Four Saints, 1733, Giovanni Tiepolo |
If I were still teaching school, I might begin by asking, "Okay, class, can anyone tell me what a 'modello' is?" Don't everyone raise your hand at one time. Well, as the name might suggest, it is a model. In sculpture, it would be a preliminary miniature made of clay or wax of the final work to be rendered in marble or bronze. In painting, it's a smaller, finished painting, usually in oil, of a much larger work showing the prospective patron roughly what the final fresco or altarpiece might look like. It also served to help the artist work out his or her ideas in advance to avoid wasting time and effort when doing the final work. For art historians, modelli (the plural of modello) are quite valuable because in some cases they represent the only record of a long ago destroyed work of art, or they offer insight into just how the artist arrived at his final masterpiece. For museums, they allow modest-sized copies of major works of art to be hung on their walls and seen by a public that might not otherwise have access to them.
An example of a modello for which the final work no longer exists, is the Four Saints (above, left) by Giovanni Battista Tiepolo (pronounce tee-EP-olo). The Altarpiece resulting from the modello was painted in 1733 for the church of San Salvatore in Venice. It depicts St. Augustine, doctor of the church, King Louis IX, and Saint John the Evangelist. Tiepolo was a Venetian artist, born in 1696, a student of Veronese, and considered the greatest Italian Rococo painter of all time.

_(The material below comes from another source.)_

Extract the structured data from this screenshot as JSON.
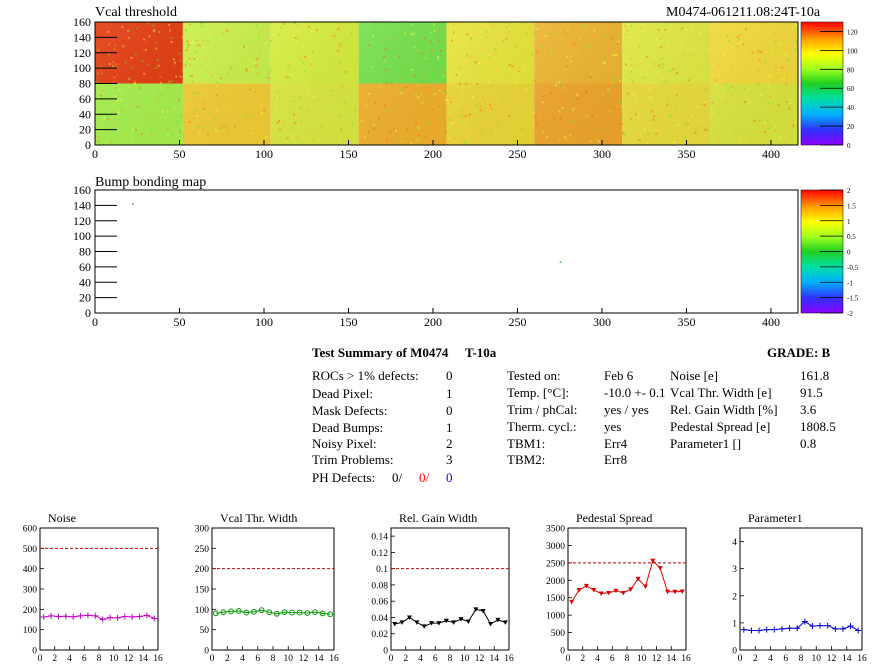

The term Rococo tends to ring up images of frivolous, romantic couples frolicking playfully amongst lush vegetation, enjoying the sensual delights of love, lust, and leisure. That's French Rococo. Tiepolo never set foot in France. Italian Rococo was a totally different animal. Therefore, the term Rococo is more one denoting a historic painting era than one of style.

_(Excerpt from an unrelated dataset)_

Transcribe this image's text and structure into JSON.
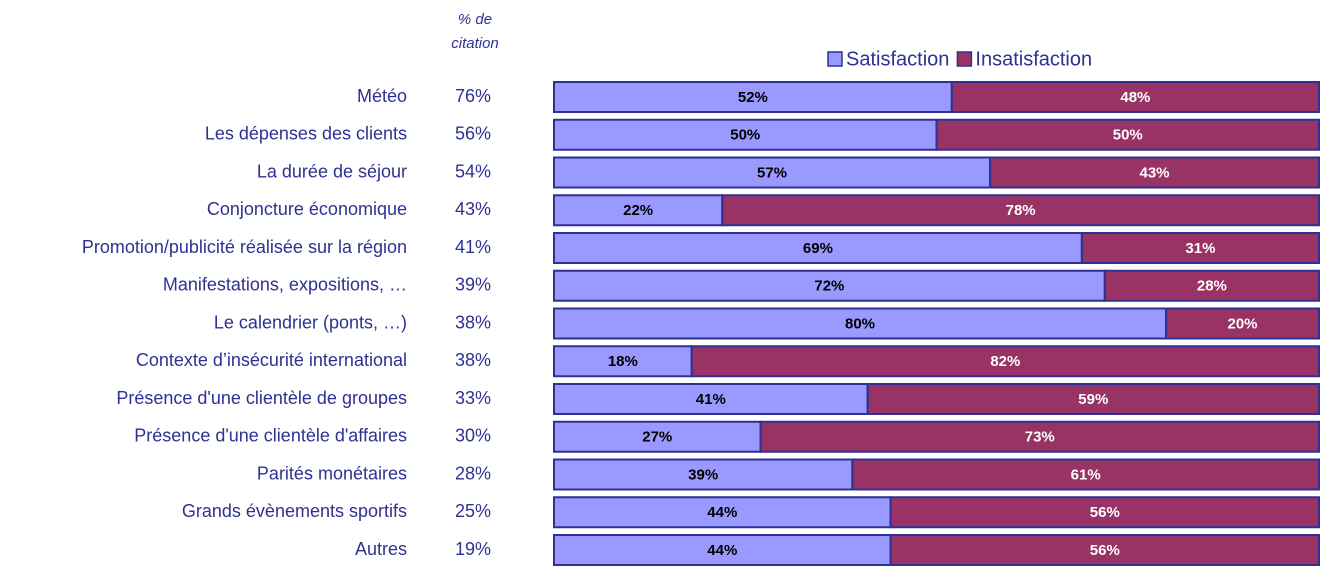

Italian Rococo has some superficial similarities to it's French cousin but with a much more serious bent. The Italian version was never quite free of it's classical ancestors. Italian subject matter dealt with history, allegory, mythology, and religion. Tiepolo's Banquet of Cleopatra (above, second image) painted in 1745 is a history painting example. His 1739 Vision of the Trinity (above, left) is an interesting example of combining religion and history painting It depicts St. Clement (the third pope), kneeling before an altar above which hovers the Father, Son, and Holy Ghost as the title indicates. The vision is light and airy as one might expect from the Rococo, but hardly whimsical. Late in his life, Tiepolo's work did tend to lighten up a little. A modello for his 1758, Allegory with Venus and Time (above, right) done for a ceiling fresco in the Contarini Palace, celebrates the birth of the family heir. It features Venus, with two doves embracing over her, passing a young child to the hands of father time to be tended by Cupid. Here we do see a bit of the sweetness usually associated with the French Rococo, but with a typically Italian reference to history and mythology.